21.  The essential rationale in Scorgie was that the extent of use of the premises conferred by the tenancy agreement is primarily governed by prescribed term 53, which is expressly said to be subject to any agreement in writing between the parties. The special pet clause in the present tenancy agreement is such an agreement in writing. On this assumption, the special pet clause cannot be inconsistent with prescribed term 53 and so cannot offend sections 8-9 and thereby require endorsement under section 10.

22.   Prescribed term 52 only protects the tenants against interferences with their such use of the premises as they have by reason of prescribed term 53. Prescribed term 52 is not a separate source of rights concerning the scope of use of the premises by the tenants.

23.  The presently constituted Tribunal cannot see why, as a matter of simple statutory construction, the special pet clause does not have force and effect according to its own terms under prescribed term 53 without the need for endorsement. Nevertheless it is the case that differently constituted Tribunals have differed in their view on this issue, and it is the present practice of the Tribunal to endorse all pet clauses. In fact the Tribunal receives and endorses dozens of such clause each week at considerable cost to the Tribunal’s administration, and no doubt at considerable cost to the time of real estate agents and the well being of trees.

24.  In Scorgie the presently constituted Tribunal touched upon the rationale for allowing landlords to prohibit pets without the need for endorsements. It was pointed out that pets can, and in fact often do, cause considerable damage both inside houses and in the yards. This damage can go well beyond any bond lodged by the tenant and thus leave the landlord exposed to the vicissitudes of debt recovery against recalcitrants tenants in these circumstances.

25.  In the experience of the presently constituted Tribunal of some 13 years of hearing these disputes in NSW and the ACT, it is simply not the case that all pet owners are responsible in the manner in which they control their pet’s propensity to cause damage. It is however unfortunately common that vacating tenants take umbrage at the suggestion by the landlord that the smells in the carpets and curtains, the stains and fleas in the carpets, the scratches on the woodwork and gauzes, the chewed irrigation tubes, the holes in the lawns and the faeces and often adorns the yard should be attended to by the tenant at their own cost, which can be quite large and sometimes beyond the economic capacity of the tenant to pay.

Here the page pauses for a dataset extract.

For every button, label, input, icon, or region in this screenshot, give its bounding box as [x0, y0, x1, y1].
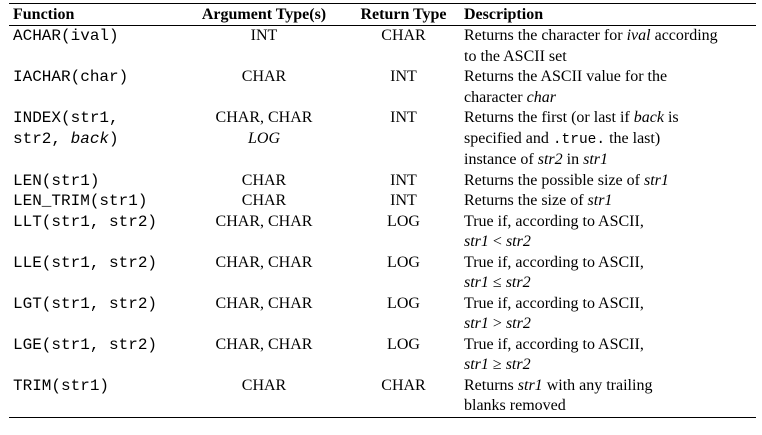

26.  It is entirely understandable to the present Tribunal why a landlord would choose not to expose themselves to this scenario, more often than not with an unsatisfactory outcome.

27.  The problem in the present case however arises from the fact of an inconsistent position adopted within the Tribunal. Hitherto the resolution of this inconsistency lay with the Supreme Court but the cost of any party appealing to the Supreme Court on the point was prohibitive and so the inconsistency issue remained unresolved. Under the ACAT structure that took effect on 2 February 2009 there is now an internal appellate structure in which this matter can hopefully be resolved.

28.  But for the existence of the new internal and hopefully accessible appellate structure in the ACAT the present Tribunal would probably have applied the comity principle and adopted the prevailing norm of the Tribunal of requiring all pet clauses to be endorsed. But given the existence of the internal and accessible appellate structure within ACAT the present Tribunal proposes to adopt its own view of the matter as per Scorgie and leave the parties to exercise whatever appellate rights they so choose.

29.  Accordingly the Tribunal is of the view that the special pet clause is valid without the need for endorsement and the tenants are limited to one cat under that clause.

30.  The Tribunal notes the assertion by the tenants they were offered a deal by the landlord’s agent that they could keep two cats if they entered a further two year fixed term lease. The landlords agent denied this. The Tribunal has not seen any evidence that the tenants have in fact acted any such offer and entered a further two year lease, and given the consistent opposition by the landlord to the presence of the two cats, it seems unlikely that any such offer was made.